MRI assessment of cervical spinal cord cross-sectional area in patients with multiple sclerosis

Middle Euphrates Neurosciences Center, Faculty of Medicine, Kufa University, Al-Najaf, Iraq
Department of Radiology, Al-Sadder Medical City, Al-Najaf, Iraq
Middle Euphrates Unit of Cancer Research, Kufa University College of Medicine, Al-Najaf, Iraq
Corresponding author: Zuhair Allebban, Middle Euphrates Unit of Cancer Research, Kufa University College of Medicine, Al-Najaf, Iraq. zuhair.allabban@uokufa.edu.iq
Licence
This is an open-access article distributed under the terms of the Creative Commons Attribution-Non Commercial-Share Alike 4.0 License, which allows others to remix, transform, and build upon the work non-commercially, as long as the author is credited and the new creations are licensed under the identical terms.

How to cite this article: Al-Tameemi HN, Hassoun HK, Mohammed IQ, Allebban Z. MRI assessment of cervical spinal cord cross-sectional area in patients with multiple sclerosis. J Neurosci Rural Pract 2023;14:660-6.

Abstract

Objectives:

Spinal cord abnormalities including cervical cord atrophy are common in multiple sclerosis (MS). This study aimed to assess the cervical spinal cord cross-sectional area (CSA) using magnetic resonance imaging (MRI) in MS patients.

Materials and Methods:

Sixty participants were enrolled in this study (16 male and 44 female), 30 patients with MS, diagnosed according to the revised McDonald criteria, and 30 apparently healthy individuals as the control group. CSA of the spinal cord was measured on axial T2-weighted images of the cervical MRI studies from C2 to C7 vertebral levels.

Results:

There was a significant difference between MS patients and the control group in mean CSA at a different level. The mean CSA at C2, in MS cases, was significantly lower than controls (67.7 ± 9.4 mm2 vs. 81.3 ± 4.6 mm2). Similarly, the mean CSA at C7 (64.4 ± 9.9 mm2) and average C2–7 (68 ± 9.1 mm2) of MS cases were significantly lower than the control. There was a strong inverse correlation between mean cervical cord CSA and duration of the disease and disability score. The reduction in cervical cord CSA was more prominent in patients with secondary progressive MS. There was no significant difference regarding age, gender, type of treatment, or the number of cervical cord lesions.

Conclusion:

The mean CSA was significantly lower in patients with MS than in the control group and was lesser in progressive types. Patients with a longer duration of MS and a high disability score tend to have smaller CSA.

Keywords

Multiple sclerosis
Magnetic resonance imaging
Cervical
Spinal cord

INTRODUCTION

Multiple sclerosis (MS) is considered a progressive demyelinating disease of the central nervous system (CNS),[1,2] pathologically characterized by chronic inflammation, gliosis, axon loss, and demyelination distributed inside the CNS. MS tends to affect the optic nerves brainstem, periventricular white matter, and spinal cord.[3] Spinal cord abnormalities are common in MS and involve several pathological processes, including but not limited to gliosis, loss of neuroaxonal and demyelination, eventually causing autonomic dysfunction and sensory and chronic motor.[4]
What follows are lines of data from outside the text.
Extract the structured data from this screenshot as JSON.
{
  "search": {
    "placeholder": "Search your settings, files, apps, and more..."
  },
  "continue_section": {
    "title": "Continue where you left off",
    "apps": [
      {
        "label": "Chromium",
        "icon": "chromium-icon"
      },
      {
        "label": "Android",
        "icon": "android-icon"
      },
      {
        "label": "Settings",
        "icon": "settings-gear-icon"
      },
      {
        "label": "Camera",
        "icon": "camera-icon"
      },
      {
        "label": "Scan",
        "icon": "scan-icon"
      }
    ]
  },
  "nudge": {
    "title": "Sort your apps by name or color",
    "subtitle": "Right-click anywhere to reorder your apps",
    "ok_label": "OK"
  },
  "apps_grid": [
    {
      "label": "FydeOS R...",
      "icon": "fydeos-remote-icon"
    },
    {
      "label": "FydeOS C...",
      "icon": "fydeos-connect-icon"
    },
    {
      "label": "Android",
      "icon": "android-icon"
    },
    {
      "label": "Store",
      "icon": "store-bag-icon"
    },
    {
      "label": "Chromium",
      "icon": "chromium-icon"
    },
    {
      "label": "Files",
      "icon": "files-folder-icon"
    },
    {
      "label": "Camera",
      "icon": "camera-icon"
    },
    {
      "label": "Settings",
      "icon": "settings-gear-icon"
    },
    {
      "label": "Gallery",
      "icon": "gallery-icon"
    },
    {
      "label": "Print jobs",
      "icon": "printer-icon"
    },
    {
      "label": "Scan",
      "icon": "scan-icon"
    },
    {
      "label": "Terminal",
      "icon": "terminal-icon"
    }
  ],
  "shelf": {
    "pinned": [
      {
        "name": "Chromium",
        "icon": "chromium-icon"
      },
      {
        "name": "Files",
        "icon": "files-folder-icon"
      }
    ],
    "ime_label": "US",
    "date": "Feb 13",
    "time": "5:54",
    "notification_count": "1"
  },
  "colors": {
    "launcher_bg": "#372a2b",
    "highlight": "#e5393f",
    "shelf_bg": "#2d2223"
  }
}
Magnetic resonance imaging (MRI) plays an important role in diagnosing and managing MS, including earlier and more assured diagnosis in conjunction with characteristic symptoms, pathophysiology, and monitoring results of MS treatments.[4-6] Numerous standards have been established to integrate MRI with clinical evaluation and other diagnostic approaches to reach an initial and more accurate diagnosis, involving the revised McDonald criteria, which is a modification to previous guidelines to help users in the typical practice setting.[5]

Atrophy of the brain and spinal cord begins early in the process of multiple MS due to early axonal failure and this chronic condition continues, leading to significant loss of parenchymal tissue at later stages of the disease[7-9] and they are major findings of MRI in the evaluation of MS patients.[10]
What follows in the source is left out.